One method used fake emails from genuine financial institutions, including the Central Bank, using Microsoft Word attachments.
“If a bank employee who received the email had old software, then the system’s vulnerability allowed the malware to infect the computer,” Lozhkin said.
After that, a number of sophisticated means would let the hackers first learn how a particular employee was working with the bank’s internal programs.

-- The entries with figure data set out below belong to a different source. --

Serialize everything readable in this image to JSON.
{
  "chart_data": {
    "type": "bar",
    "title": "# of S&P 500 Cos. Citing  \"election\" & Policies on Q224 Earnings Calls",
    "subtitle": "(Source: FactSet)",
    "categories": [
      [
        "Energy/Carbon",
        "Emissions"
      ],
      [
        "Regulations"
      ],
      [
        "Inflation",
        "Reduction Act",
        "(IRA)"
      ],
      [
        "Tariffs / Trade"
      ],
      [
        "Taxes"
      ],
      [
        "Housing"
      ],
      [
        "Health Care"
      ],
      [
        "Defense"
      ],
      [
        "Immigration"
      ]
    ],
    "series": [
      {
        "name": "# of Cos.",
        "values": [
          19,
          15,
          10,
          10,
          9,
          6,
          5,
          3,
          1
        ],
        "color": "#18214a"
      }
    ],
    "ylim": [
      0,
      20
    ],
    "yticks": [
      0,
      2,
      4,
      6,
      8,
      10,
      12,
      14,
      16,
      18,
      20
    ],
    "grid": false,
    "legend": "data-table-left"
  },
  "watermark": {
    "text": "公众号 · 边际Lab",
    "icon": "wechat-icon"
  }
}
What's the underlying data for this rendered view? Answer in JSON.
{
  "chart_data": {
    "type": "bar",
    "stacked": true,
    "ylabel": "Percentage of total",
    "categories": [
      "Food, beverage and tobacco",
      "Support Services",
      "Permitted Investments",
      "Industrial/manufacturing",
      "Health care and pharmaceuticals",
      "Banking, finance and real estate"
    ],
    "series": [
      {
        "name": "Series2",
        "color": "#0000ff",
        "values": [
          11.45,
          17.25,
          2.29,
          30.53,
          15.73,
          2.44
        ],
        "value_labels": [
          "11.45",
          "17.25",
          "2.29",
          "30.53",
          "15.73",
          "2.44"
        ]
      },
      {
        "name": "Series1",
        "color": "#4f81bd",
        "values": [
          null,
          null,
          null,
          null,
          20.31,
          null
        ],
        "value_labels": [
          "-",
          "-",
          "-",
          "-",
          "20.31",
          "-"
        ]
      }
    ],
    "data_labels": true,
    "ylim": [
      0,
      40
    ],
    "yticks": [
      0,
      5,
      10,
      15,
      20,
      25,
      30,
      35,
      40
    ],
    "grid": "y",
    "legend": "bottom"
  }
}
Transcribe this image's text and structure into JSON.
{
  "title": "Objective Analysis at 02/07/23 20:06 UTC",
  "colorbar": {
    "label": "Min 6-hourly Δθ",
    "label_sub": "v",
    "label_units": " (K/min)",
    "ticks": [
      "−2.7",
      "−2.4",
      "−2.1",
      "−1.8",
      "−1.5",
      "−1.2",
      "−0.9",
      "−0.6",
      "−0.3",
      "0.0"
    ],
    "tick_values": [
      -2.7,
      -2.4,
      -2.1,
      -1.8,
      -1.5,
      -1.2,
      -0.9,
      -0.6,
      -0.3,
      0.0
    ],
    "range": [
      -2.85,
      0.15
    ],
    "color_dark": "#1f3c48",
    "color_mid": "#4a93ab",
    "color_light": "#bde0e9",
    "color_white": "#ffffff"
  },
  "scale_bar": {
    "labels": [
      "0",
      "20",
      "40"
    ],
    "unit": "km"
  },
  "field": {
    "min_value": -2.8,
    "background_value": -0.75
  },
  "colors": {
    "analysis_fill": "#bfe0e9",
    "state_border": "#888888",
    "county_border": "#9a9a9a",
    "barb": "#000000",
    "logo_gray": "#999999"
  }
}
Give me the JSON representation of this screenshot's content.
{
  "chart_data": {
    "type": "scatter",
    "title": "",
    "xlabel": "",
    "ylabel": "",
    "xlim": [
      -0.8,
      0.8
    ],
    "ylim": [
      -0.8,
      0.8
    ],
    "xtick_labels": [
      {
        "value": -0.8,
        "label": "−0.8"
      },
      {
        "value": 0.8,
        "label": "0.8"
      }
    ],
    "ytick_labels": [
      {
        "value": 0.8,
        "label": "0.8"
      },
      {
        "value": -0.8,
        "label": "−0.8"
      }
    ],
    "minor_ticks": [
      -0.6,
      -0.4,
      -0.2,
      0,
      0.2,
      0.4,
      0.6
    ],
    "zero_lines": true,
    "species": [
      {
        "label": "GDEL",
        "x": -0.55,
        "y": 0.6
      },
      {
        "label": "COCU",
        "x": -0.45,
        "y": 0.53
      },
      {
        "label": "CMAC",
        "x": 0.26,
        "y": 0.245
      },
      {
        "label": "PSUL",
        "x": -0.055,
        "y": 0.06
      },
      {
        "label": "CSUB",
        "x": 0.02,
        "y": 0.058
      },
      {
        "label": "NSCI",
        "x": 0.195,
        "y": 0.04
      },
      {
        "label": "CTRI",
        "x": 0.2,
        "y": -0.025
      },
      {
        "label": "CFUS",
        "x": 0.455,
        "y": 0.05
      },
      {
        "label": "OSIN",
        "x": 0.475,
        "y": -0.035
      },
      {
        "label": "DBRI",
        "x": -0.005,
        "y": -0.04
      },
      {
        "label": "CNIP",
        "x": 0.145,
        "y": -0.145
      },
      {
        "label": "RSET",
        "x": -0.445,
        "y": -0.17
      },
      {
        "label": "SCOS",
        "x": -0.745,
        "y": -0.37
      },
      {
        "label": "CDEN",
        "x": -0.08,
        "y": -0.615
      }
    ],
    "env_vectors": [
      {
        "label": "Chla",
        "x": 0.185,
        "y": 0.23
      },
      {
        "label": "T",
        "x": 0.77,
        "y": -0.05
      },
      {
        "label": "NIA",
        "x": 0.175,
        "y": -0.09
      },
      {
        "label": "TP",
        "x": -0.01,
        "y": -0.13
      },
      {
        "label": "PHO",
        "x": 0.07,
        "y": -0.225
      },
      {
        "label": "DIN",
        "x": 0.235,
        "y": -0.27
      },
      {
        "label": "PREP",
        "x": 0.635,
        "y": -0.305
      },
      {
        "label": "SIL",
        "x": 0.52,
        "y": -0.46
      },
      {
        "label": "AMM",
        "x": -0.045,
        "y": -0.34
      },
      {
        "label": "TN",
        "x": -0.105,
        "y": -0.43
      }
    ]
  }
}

The malware would move from one computer to another and eventually gain full access to the bank’s entire system.
- 'Weaponized' files
In some cases it was then able to transfer money from the banks' accounts to those of gang members, or even able to tell cash machines to dispense cash at a pre-determined time of day.
Kaspersky said each bank robbery took between two and four months on average, with up to $10 million being stolen each time.
According to the report, spear-phishing emails were used containing attachments with "weaponized" Microsoft Word 97 – 2003 and Control Panel Applet files.
The malicious files exploit Microsoft Office and Microsoft Word to execute the Carbanak hacking software.
Sergey Golovanov, Principal Security Researcher at Kaspersky Lab’s Global Research and Analysis Team, said: "These bank heists were surprising because it made no difference to the criminals what software the banks were using.
"So, even if its software is unique, a bank cannot get complacent."
"The attackers didn’t even need to hack into the banks’ services: once they got into the network, they learned how to hide their malicious plot behind legitimate actions. It was a very slick and professional cyber-robbery," he said.
- Stolen money
When the time came to cash in on their activities, the criminals used online banking or international e-payment systems to transfer money from the banks’ accounts to their own.
In the latter case, the stolen money was deposited with banks in China or the United States.
Experts do not rule out the possibility that banks in other countries were used as receivers.
Cybercriminals penetrated right into the very heart of the accounting systems in other cases, inflating account balances before pocketing the extra funds via fraudulent transactions.
For example: if an account had $1,000 in it, the criminals would change its value so it appeared to have $10,000 and then transferred $9,000 to themselves.
The account holder would not suspect a problem as the original $1,000 was still there.
The cyber thieves also seized control of banks’ ATMs and ordered them to dispense cash at a pre-determined time.
When the payment was due, one of the gang’s henchmen would be waiting beside the machine to collect the "voluntary" payment.
While the majority of about 100 robbed banks were in Russia, financial institutions were also targeted in Japan, Europe and the U.S.
Turkish banks have so far not been indicated to have been targets, but that is not certain.
Banks that have been hit try to keep knowledge of the attacks from becoming public, as it hurts their reputation.
Sanjay Virmani, director of Interpol Digital Crime Center, said in the report: "These attacks again underline the fact that criminals will exploit any vulnerability in any system.
"It also highlights the fact that no sector can consider itself immune to attack and must constantly address their security procedures."